Jeffrey D. Sachs is a world-renowned professor of economics at Columbia University, leader in sustainable development, senior UN advisor, bestselling author, and syndicated columnist whose monthly newspaper columns appear in more than 100 countries. He is the co-recipient of the 2015 Blue Planet Prize, the leading global prize for environmental leadership, and has twice been named among Time Magazine’s 100 most influential world leaders.

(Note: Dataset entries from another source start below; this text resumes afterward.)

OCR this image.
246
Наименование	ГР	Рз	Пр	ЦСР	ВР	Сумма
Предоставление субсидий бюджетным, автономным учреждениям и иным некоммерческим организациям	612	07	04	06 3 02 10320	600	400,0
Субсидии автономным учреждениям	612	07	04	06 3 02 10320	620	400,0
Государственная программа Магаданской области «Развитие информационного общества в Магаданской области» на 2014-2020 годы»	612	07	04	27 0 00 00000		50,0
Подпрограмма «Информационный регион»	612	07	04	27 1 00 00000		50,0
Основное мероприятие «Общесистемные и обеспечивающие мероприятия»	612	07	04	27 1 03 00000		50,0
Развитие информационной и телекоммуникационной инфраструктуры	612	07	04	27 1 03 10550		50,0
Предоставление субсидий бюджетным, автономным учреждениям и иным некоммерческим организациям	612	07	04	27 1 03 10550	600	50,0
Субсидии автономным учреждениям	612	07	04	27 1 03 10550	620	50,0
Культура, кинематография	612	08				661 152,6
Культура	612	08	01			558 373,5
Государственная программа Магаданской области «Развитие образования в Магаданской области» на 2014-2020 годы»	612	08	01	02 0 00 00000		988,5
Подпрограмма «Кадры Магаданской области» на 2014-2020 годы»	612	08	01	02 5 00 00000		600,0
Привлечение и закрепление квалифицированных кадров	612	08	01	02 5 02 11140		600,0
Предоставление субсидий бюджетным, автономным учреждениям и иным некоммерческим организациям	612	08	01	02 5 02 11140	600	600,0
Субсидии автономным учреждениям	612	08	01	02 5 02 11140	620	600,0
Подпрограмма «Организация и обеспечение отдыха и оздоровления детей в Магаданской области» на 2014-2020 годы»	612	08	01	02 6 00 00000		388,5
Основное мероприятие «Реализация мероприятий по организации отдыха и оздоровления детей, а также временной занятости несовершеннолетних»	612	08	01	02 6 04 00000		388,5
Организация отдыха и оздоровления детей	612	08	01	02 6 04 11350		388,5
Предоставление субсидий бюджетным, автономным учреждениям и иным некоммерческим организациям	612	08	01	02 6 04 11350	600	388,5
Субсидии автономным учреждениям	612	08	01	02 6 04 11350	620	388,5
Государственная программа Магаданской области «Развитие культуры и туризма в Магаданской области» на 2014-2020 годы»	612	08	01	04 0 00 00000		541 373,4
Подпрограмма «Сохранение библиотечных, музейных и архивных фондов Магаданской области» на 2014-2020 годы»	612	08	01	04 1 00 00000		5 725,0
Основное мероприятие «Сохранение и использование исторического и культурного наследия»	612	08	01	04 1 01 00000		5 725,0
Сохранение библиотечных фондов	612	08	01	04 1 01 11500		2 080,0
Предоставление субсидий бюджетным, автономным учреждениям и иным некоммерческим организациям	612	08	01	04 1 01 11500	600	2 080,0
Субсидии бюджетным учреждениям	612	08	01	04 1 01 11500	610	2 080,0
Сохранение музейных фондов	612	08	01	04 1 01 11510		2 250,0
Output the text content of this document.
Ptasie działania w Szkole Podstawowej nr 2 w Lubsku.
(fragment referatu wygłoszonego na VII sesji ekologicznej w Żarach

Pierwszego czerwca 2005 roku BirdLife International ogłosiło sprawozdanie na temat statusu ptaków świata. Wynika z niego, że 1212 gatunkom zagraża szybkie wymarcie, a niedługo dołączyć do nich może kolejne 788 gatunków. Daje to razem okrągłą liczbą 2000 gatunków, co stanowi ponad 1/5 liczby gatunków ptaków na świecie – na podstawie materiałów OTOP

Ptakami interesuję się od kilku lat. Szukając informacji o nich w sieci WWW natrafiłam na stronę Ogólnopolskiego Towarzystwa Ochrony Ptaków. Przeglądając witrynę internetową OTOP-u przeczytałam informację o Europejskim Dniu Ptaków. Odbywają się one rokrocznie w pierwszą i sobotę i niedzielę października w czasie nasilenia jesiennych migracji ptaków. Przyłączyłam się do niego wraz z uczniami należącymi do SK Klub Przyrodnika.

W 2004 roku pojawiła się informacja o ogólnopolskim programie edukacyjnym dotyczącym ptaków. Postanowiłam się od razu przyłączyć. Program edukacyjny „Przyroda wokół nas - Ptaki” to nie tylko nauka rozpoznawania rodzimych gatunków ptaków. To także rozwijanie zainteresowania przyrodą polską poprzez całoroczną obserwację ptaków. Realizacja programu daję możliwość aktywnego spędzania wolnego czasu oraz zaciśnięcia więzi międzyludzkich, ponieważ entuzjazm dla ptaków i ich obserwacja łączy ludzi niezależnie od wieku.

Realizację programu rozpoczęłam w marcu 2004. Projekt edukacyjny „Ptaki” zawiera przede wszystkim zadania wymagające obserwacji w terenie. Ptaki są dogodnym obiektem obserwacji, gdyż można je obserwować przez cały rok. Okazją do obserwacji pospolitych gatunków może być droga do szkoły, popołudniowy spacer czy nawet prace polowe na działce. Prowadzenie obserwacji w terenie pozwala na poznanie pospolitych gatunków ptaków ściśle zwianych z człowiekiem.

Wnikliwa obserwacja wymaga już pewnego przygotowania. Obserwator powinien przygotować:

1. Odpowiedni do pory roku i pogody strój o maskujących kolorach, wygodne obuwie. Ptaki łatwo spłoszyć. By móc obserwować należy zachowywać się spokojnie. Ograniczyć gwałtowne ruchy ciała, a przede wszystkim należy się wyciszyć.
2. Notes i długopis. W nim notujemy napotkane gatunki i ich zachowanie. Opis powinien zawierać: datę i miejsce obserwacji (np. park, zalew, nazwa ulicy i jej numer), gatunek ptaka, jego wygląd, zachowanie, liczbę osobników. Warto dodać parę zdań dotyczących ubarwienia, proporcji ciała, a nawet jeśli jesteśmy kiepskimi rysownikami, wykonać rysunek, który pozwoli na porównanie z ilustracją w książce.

Professor Sachs served as the Director of the Earth Institute at Columbia University from 2002 to 2016. During that time, he led a university-wide organization of more than 850 research scientists and policy experts in support of sustainable development, championed the Masters of Development Practice (MDP) program, which is now offered at 30 universities around the world, and helped to introduce the PhD in Sustainable Development at Columbia University. He was appointed University Professor at Columbia University in 2016 and also serves as Quetelet Professor of Sustainable Development and Professor of Health Policy and Management. He is Special Advisor to United Nations Secretary-General Ban Ki-moon on the Sustainable Development Goals, and previously advised both Secretary-General Ban Ki-moon and Secretary-General Kofi Annan on the Millennium Development Goals. He is a Distinguished Fellow of the International Institute of Applied Systems Analysis in Laxenburg, Austria.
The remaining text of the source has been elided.